Gold und Bronze als tolle Ausbeute

Siegertypen: Michael Meyer (links) und Mario Faroß.

TURIN -   Die wochenlange Schinderei mit zweimal täglichem Training hat sich gelohnt: Die Senioren-Taekwondoka Michael Meyer (Lüdenscheid) und Mario Faroß (Iserlohn) kehrten als deutsche Medaillengewinner von den „World Masters Games“ in Turin ins Sauerland zurück (wir berichteten). Glücklich, aber auch kaputt. „Denn das war eine richtig harte Nummer“, bekennt Meyer, dem mit „Gold“ in der Klasse der über 45-Jährigen über 80 Kilogramm der ganz große Wurf mit dem Gewinn der Goldmedaille gelang.

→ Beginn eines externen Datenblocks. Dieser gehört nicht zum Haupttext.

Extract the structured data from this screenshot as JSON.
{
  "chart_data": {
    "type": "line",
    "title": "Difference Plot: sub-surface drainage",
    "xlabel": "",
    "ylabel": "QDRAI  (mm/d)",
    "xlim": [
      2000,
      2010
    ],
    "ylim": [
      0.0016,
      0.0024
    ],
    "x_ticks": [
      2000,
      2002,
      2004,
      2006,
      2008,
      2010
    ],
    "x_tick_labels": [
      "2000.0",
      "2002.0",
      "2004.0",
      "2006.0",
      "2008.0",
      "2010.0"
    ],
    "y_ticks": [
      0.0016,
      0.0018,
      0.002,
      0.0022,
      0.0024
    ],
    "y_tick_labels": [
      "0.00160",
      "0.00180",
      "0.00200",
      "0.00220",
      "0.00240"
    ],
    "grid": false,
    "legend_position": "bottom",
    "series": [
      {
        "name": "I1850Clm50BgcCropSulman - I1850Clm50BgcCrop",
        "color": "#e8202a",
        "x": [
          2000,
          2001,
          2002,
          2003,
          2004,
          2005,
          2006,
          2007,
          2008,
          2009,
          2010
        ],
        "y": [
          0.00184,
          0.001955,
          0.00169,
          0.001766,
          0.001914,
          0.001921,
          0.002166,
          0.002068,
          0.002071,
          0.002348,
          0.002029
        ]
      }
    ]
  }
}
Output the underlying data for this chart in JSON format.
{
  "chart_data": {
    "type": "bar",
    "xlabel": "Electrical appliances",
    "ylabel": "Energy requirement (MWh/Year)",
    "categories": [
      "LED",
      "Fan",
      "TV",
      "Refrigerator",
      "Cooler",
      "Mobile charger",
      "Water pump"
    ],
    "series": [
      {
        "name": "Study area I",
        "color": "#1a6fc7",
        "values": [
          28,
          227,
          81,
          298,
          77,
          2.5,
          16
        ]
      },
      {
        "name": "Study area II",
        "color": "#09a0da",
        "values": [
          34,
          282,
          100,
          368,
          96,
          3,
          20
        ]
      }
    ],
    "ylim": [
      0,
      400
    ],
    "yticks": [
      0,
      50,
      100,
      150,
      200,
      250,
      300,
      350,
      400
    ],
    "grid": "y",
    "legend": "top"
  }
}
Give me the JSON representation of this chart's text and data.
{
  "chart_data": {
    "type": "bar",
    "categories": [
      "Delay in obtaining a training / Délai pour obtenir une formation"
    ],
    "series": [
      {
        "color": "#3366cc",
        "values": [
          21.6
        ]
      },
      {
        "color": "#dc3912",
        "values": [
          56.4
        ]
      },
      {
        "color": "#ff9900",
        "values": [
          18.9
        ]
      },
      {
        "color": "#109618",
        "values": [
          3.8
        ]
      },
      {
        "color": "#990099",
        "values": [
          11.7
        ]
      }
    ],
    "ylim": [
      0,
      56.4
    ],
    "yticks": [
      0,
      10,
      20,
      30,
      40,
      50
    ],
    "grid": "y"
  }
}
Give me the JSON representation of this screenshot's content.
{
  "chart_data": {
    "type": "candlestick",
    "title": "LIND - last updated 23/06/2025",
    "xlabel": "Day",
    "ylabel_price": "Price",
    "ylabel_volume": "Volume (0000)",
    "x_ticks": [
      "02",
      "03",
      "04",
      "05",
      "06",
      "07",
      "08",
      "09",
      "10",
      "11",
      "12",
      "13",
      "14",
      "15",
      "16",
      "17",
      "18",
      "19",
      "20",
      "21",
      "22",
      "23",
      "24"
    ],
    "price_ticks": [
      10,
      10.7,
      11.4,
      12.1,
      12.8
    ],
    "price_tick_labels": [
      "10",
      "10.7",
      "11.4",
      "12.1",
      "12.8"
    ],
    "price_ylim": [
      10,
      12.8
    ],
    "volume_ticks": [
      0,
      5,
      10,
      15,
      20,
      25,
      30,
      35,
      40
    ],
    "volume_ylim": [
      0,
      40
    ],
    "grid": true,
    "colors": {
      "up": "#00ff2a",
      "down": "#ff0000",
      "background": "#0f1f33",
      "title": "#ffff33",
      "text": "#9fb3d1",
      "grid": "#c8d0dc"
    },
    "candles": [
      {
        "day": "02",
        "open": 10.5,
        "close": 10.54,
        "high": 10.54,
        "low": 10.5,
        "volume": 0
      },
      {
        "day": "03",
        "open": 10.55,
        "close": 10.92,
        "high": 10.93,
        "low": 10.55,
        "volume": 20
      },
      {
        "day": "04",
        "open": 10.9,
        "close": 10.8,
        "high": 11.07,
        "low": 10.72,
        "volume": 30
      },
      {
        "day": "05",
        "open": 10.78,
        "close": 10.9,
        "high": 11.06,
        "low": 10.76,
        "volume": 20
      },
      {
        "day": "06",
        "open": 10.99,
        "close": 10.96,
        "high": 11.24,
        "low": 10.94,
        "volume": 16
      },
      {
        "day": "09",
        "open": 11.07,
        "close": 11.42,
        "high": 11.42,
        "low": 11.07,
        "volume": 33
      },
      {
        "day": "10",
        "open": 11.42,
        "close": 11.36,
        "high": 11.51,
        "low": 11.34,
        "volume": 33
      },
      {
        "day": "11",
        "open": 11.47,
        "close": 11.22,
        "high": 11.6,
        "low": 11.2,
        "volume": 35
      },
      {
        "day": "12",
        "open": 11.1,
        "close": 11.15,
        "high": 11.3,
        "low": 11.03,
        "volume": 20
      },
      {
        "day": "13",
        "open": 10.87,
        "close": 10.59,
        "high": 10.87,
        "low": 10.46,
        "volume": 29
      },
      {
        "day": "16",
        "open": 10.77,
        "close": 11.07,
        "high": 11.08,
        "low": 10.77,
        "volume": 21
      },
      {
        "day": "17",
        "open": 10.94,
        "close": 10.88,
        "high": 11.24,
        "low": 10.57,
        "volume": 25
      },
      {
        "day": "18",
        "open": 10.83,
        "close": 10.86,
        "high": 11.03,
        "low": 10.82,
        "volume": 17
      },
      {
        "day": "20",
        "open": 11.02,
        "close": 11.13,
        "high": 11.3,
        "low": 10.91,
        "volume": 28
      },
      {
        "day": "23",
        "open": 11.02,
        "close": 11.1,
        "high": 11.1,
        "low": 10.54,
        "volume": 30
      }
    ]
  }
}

Dank Unterstützung durch das Fitness-Studio Feelgood konnte sich das Olympic Taekwondo-Duo optimal auf das große Welttreffen der über 35-jährigen Athleten in den olympischen Sportarten vorbereiten können. Gut 19 000 Sportler aus aller Welt trafen sich in der norditalienischen Metropole. „Das war alles toll organisiert“, befand Meyer die riesigen Meldestationen für die einzelnen Sportarten, die kostenlosen Bustranfers für die Sportler und die ermäßigte Unterbringung in sehr guten Hotels.

So konnten er und sein Teamkollege Mario Faroß, der in der gleichen Gewichtsklasse bei den über 35-Jährigen startete, entspannt in die Wettkämpfe gehen, bei denen Meyer-Sohn Florian diesmal im Rollentausch das Coaching bei Vater Michael und bei seinem Teamkollegen übernahm, und Madita Kleppe für ein „Rundum-Sorglospaket der beiden Kampfsport-Senioren sorgte.

Mario Faroß hatte in der ersten Runde ein Freilos, griff danach gegen Gürkan Demir aus der Türkei in den Wettkampf ein. Faroß geriet zu Beginn mit 0:2 gegen einen aggressiv auftretenden Kontrahenten in Rückstand, konnte dann aber schnell den Ausgleich erzielen und direkt in Führung gehen. Mario profitierte in der dritten Runde von der Topvorbereitung und der daraus resultierenden Kondition und gewann den Kampf mit 7:4.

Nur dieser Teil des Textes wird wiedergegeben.